Former Council leader Cllr. Mike Wilcox said:

‘I have been concerned about the Council’s erratic behaviour for some time, it’s not the first time that it’s gone missing. Like any loving parent I’ve ranted and raved when it’s gone AWOL but it makes no difference. I’ve tried emailing and making appeals on local and social media, but nothing.’

Equally concerned is Lichfield Chain Gang chairman Cllr. Sir Kenneth Dodd, he said:

‘I was only going to one civic event this year in my council tax payers’ chauffeur driven limousine, imagine my disappointment when the Council snubbed the event.
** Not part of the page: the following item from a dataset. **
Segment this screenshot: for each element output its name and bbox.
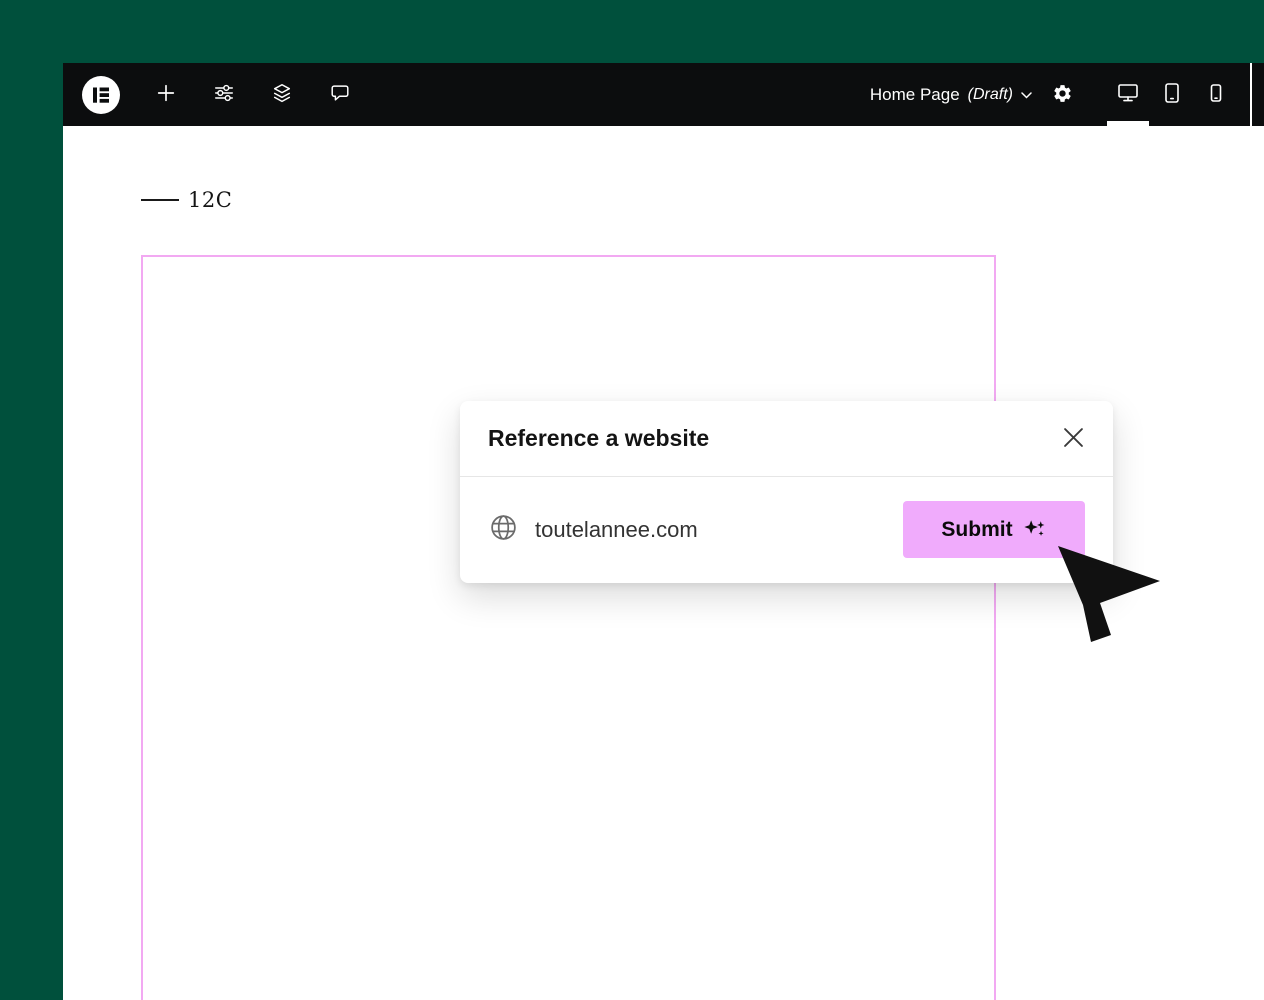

It is with huge regret and a heavy heart that my one and only civic event of the year has had to be cancelled.’

Sir Kenneth Dodd
Cllr. Sir Kenneth Dodd: ‘Is it me?’

Cllr. Dodd added that he still hoped to raise some money for Free Spirit charity by raffling off prizes that had already been donated.

‘I’m literally flogging a dead horse,’ he exclaimed.

Investigating officer Insp Paul Mycock, based at Lichfield’s virtual reality police station, said:

‘If anyone has seen Lichfield District Council, or has any information which they think could help us to find it, I would urge them to contact us as soon as possible.

‘LDC, if you see this appeal, please get in touch to let us know that you are safe and well.’

The Local Government Boundary Commission was already considering to proposals to reduce the number of district councillors from 47 to 13 to reflect the pathetic extent of councillor engagement in representing their constituents.

FiveSpiresLive has not attempted to contact anyone for comment.